Bien que les pesticides ne soient pas réglementés dans l’air, les Associations agréées de surveillance de la qualité de l’air (AASQA) fédérées au sein d’Atmo France mesurent depuis 2001 les concentrations de ces substances sur l’ensemble du territoire.

Fort de cette expérience, les AASQA ont participé à la réalisation de la Campagne Nationale Exploratoire de mesures de résidus de pesticides dans l’air ambiant (CNEP) pilotée par l’Anses, l’Ineris et Atmo France. Les résultats de ces mesures réalisées de juin 2018 à juin 2019 sont publiés ce jour (rapport LCSQA).

Grâce à un protocole harmonisé, cette campagne a permis de mesurer 75 substances (dont le glyphosate) sur 50 sites couvrant des situations variées et répartis sur l’ensemble du territoire national (métropole et DROM).

En Bretagne, trois sites de mesures ont été instrumentés durant cette année de mesures en concertation avec les acteurs locaux  :

  • 1 site en zone péri-urbaine à Mordelles (en périphérie de Rennes) sous influence agricole de type grandes cultures,
  • 1 site en zone urbaine à Lamballe, sous influence agricole de type élevage. Un dispositif complémentaire permettant de rechercher spécifiquement le glyphosate, en plus de la liste commune de substances, a été installé sur ce site.
  • 1 site en zone rurale à Henvic (près de Morlaix) sous influence agricole de type cultures légumières.

La campagne nationale avait pour objectif d’établir le premier état des lieux harmonisé des niveaux de concentration en pesticides dans l’air ambiant en situation de fond (hors influence directe d’une culture).
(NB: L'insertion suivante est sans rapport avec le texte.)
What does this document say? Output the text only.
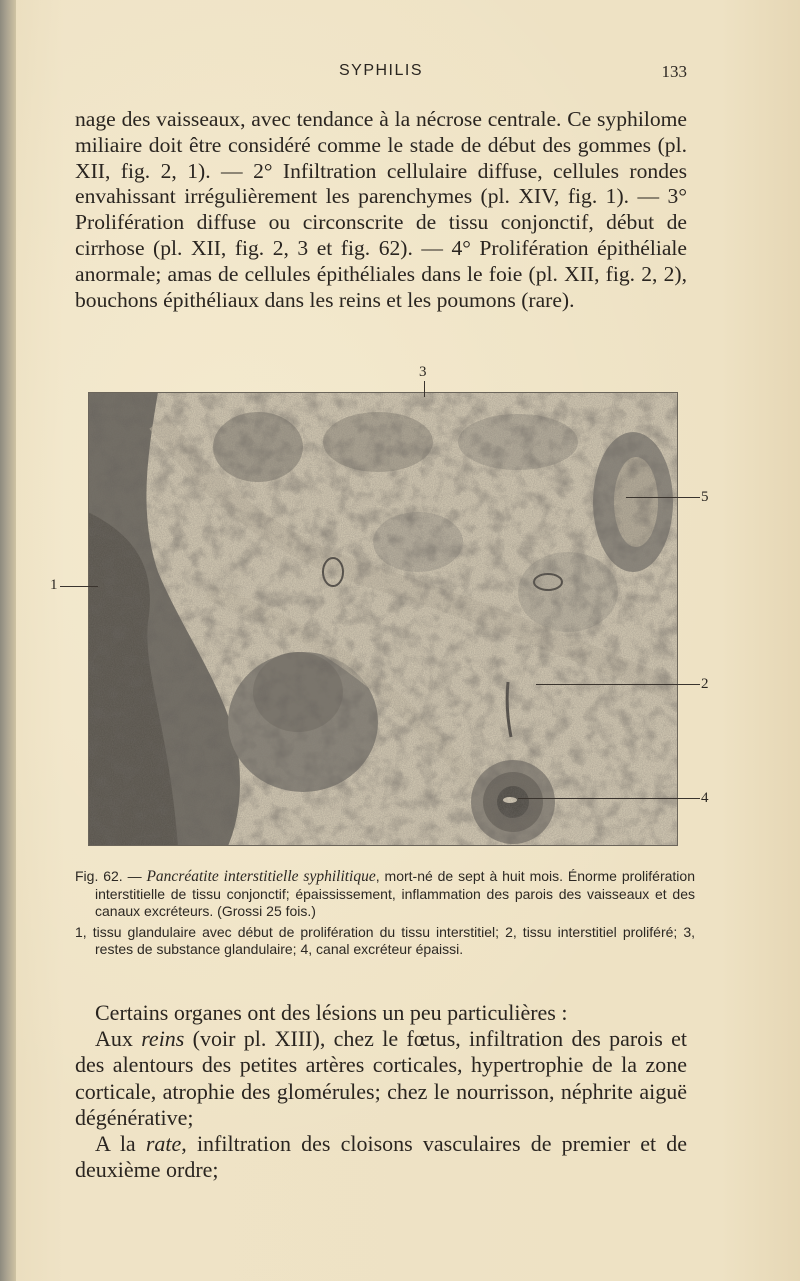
SYPHILIS	133

nage des vaisseaux, avec tendance à la nécrose centrale. Ce syphilome miliaire doit être considéré comme le stade de début des gommes (pl. XII, fig. 2, 1). — 2° Infiltration cellulaire diffuse, cellules rondes envahissant irrégulièrement les parenchymes (pl. XIV, fig. 1). — 3° Prolifération diffuse ou circonscrite de tissu conjonctif, début de cirrhose (pl. XII, fig. 2, 3 et fig. 62). — 4° Prolifération épithéliale anormale; amas de cellules épithéliales dans le foie (pl. XII, fig. 2, 2), bouchons épithéliaux dans les reins et les poumons (rare).

3
5
1
2
4

Fig. 62. — Pancréatite interstitielle syphilitique, mort-né de sept à huit mois. Énorme prolifération interstitielle de tissu conjonctif; épaississement, inflammation des parois des vaisseaux et des canaux excréteurs. (Grossi 25 fois.)

1, tissu glandulaire avec début de prolifération du tissu interstitiel; 2, tissu interstitiel proliféré; 3, restes de substance glandulaire; 4, canal excréteur épaissi.

Certains organes ont des lésions un peu particulières :
Aux reins (voir pl. XIII), chez le fœtus, infiltration des parois et des alentours des petites artères corticales, hypertrophie de la zone corticale, atrophie des glomérules; chez le nourrisson, néphrite aiguë dégénérative;
A la rate, infiltration des cloisons vasculaires de premier et de deuxième ordre;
Elle devrait servir de base pour la définition d’une stratégie nationale de surveillance des pesticides dans l’air.

Les résultats en quelques chiffres

Les résultats de la CNEP confortent les données produites chaque année par les AASQA. 

Rappelons que ces données nationales sont régulièrement compilées dans la base PhytAtmo accessible en opendata sur les sites Atmo France et data.gouv.fr.

Les données de mesures bretonnes effectuées par Air Breizh depuis 2002 sont également disponibles en open data sur le site internet de l’association.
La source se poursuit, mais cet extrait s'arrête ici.